35.Bölüm

8.2K 676 551
                                    


Yatakhaneye iner inmez üstümdekileri çıkarıp kirli sepeti olarak kullandığımız köşeye attım ve mini buzdolabındaki kan torbalarından bir tane alıp her damlasının akışını zevkle izleyerek bardağa doldurdum. Eskiden düşüncesi midemi bulandıran şey, şuan dünyanın en cazip içeceği olarak karşımda duruyordu. İçine bir pipet daldırdım. Yavaş yavaş içmek ve tadını çıkarmak istiyordum. İç çamaşırlarım ile yatağa oturup duvara yaslanarak gözlerimi kapattım ve kanı çekmeye başladım. Ağzıma dolan tat kesinlikle bir insanın kanına aitti. 

"Acaba bu kan daha önce kime aitti?" diye sordum soyunan Angela'ya. Bunu daha önce hiç düşünmemiş gibiydi. Kısa bir şaşkınlıktan sonra omuz silkti. 

"Üzümü ye bağını sorma."

Haklı olabilirdi. Her yudumda vücudumun güçlendiğini, daha da gençlendiğimi hissediyordum. 

Acaba öldü mü?

İç sesim peşimi bırakmıyordu.

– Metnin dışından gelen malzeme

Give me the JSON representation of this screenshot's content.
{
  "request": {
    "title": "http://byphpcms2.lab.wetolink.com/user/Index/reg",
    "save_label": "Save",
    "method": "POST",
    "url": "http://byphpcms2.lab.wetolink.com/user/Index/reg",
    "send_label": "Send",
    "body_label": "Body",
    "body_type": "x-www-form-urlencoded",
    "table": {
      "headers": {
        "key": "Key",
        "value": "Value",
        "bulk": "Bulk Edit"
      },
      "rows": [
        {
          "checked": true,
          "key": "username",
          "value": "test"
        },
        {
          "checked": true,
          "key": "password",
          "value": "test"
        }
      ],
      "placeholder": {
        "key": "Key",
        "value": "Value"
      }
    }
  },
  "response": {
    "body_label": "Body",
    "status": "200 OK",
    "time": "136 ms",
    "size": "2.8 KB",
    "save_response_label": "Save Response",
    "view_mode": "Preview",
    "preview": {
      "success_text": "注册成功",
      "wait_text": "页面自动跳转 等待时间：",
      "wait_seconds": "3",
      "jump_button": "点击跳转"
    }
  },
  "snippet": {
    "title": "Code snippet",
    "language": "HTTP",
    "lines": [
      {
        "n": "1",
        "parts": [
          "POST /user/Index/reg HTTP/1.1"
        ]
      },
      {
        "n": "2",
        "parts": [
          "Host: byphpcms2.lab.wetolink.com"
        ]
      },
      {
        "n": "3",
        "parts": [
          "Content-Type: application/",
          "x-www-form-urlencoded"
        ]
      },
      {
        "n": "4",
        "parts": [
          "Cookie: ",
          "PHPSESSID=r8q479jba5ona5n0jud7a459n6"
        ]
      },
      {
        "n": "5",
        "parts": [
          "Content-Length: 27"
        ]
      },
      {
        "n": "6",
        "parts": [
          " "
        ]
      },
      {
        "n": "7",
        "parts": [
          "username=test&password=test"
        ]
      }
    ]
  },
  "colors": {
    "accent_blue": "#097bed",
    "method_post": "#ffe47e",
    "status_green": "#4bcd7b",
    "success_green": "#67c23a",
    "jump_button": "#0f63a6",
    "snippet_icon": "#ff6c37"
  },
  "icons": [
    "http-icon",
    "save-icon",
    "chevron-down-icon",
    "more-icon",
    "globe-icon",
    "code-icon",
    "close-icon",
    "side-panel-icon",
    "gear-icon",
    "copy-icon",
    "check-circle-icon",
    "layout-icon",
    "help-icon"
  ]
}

Belki de bu lıkır lıkır içtiğim kanın sahibi benim beslenmem için öldürülmüştü. Teyzemi hatırladım. Sonra boğazında bıçak saplı annemi. Bir anda midemin ağzına gelmesiyle bardağı bırakıp lavaboya koştum ve içtiğim tüm kanı boşalttım. Ben klozetin başında ellerimi yüzüme kapatmış hıçkırıklarla ağlarken Angela'nın yanıma geldiğini hissedebiliyordum. İyileştirmek için elini uzattığında ıslak gözlerimle ona bakıp,

"Hayır." dedim. Sesim titriyordu.

"Lütfen yapma."

Angela'nın şaşkınlığı artmış görünüyordu. Neyse ki anlayışla gülümsedikten sonra bir şey sormadan beni kendimle baş başa bıraktı.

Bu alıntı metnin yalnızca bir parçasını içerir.